Republican leaders in the House and Senate have launched an investigation into the Department of Energy (DOE) following a $3 billion award to a solar energy company, Sunnova Energy Corporation, that has been accused of scamming vulnerable customers. House Energy and Commerce Chair Cathy McMorris Rodgers and Senate Energy and Natural Resources Ranking Member John Barrasso expressed concern about the DOE’s decision to reward Sunnova in a letter to DOE Loan Programs Office Director Jigar Shah. The letter highlighted reports of Sunnova scamming and misleading consumers, including pressuring elderly homeowners in poor health to sign expensive long-term contracts.

The DOE Loan Programs Office had announced in late September that it closed a $3 billion partial loan guarantee to Sunnova’s Project Hestia, which aims to provide solar and battery storage to low-income individuals as part of President Biden’s green energy agenda. The project is expected to benefit 75,000 to 115,000 homeowners across the U.S. and Puerto Rico. However, the Republican leaders emphasized that the reports of Sunnova’s deceptive practices are not isolated incidents.

Previous incidents involving Sunnova have raised concerns. The Better Business Bureau issued an alert for the company, assigning it an “F rating” due to deceptive sales practices, poor customer service, and delayed repairs. Consumers reported that their issues were only resolved after filing complaints with the Better Business Bureau. Moreover, a report by Puerto Rico’s Energy Bureau accused Sunnova of misleading consumers on costs, contract length, and potential savings.

In recent years, Sunnova has faced numerous complaints, including allegations of scamming vulnerable consumers, particularly the elderly and sick. The Washington Free Beacon reported instances of door-to-door Sunnova salesmen persuading elderly individuals to sign 25-year solar panel leases. The company has faced backlash for allegedly taking advantage of elderly and mentally impaired customers.

Sunnova, which went public in 2019, offers rooftop solar panel installations to residential customers through low-cost leases. However, the company has experienced significant financial losses and a steep decline in its stock price. In 2021 and 2022, Sunnova reported losses of $147.5 million and $130 million, respectively. Since January 2021, its stock price has fallen by over 77%.

The Department of Energy and Sunnova have not responded to requests for comment on the investigation.

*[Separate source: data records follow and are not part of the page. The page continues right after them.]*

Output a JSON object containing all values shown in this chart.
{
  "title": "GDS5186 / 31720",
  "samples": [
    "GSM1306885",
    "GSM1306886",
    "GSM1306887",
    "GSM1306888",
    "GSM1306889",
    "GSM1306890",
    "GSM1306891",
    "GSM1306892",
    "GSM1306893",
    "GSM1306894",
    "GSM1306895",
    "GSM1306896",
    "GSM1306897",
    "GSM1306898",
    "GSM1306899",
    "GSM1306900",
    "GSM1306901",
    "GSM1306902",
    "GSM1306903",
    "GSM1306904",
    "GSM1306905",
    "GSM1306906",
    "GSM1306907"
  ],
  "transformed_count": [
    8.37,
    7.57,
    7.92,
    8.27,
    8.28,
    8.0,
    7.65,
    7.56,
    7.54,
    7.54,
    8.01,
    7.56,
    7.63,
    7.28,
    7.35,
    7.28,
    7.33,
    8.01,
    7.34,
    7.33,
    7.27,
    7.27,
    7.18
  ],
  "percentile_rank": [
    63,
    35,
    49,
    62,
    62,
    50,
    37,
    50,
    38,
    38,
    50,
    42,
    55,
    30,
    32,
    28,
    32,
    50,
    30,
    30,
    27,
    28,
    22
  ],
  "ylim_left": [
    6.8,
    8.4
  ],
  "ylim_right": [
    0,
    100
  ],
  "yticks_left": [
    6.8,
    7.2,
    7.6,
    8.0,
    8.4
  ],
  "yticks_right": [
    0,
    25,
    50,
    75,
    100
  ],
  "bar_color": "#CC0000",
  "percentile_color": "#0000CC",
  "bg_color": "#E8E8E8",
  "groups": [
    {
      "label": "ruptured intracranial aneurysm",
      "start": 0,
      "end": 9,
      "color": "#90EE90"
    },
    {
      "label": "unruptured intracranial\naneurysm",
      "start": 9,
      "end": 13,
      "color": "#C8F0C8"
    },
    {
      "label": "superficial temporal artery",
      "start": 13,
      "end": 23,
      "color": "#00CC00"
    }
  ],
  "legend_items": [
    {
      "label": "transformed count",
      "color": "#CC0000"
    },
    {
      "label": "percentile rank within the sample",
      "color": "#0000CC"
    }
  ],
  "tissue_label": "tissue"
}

This probe by Republican leaders raises questions about the DOE’s decision-making process and the potential exploitation of vulnerable consumers by Sunnova. As the Biden administration pushes forward with its green energy agenda, scrutiny over the allocation of funds and partnerships with private companies becomes increasingly important. The outcome of this investigation could have implications for future energy initiatives and the protection of consumers.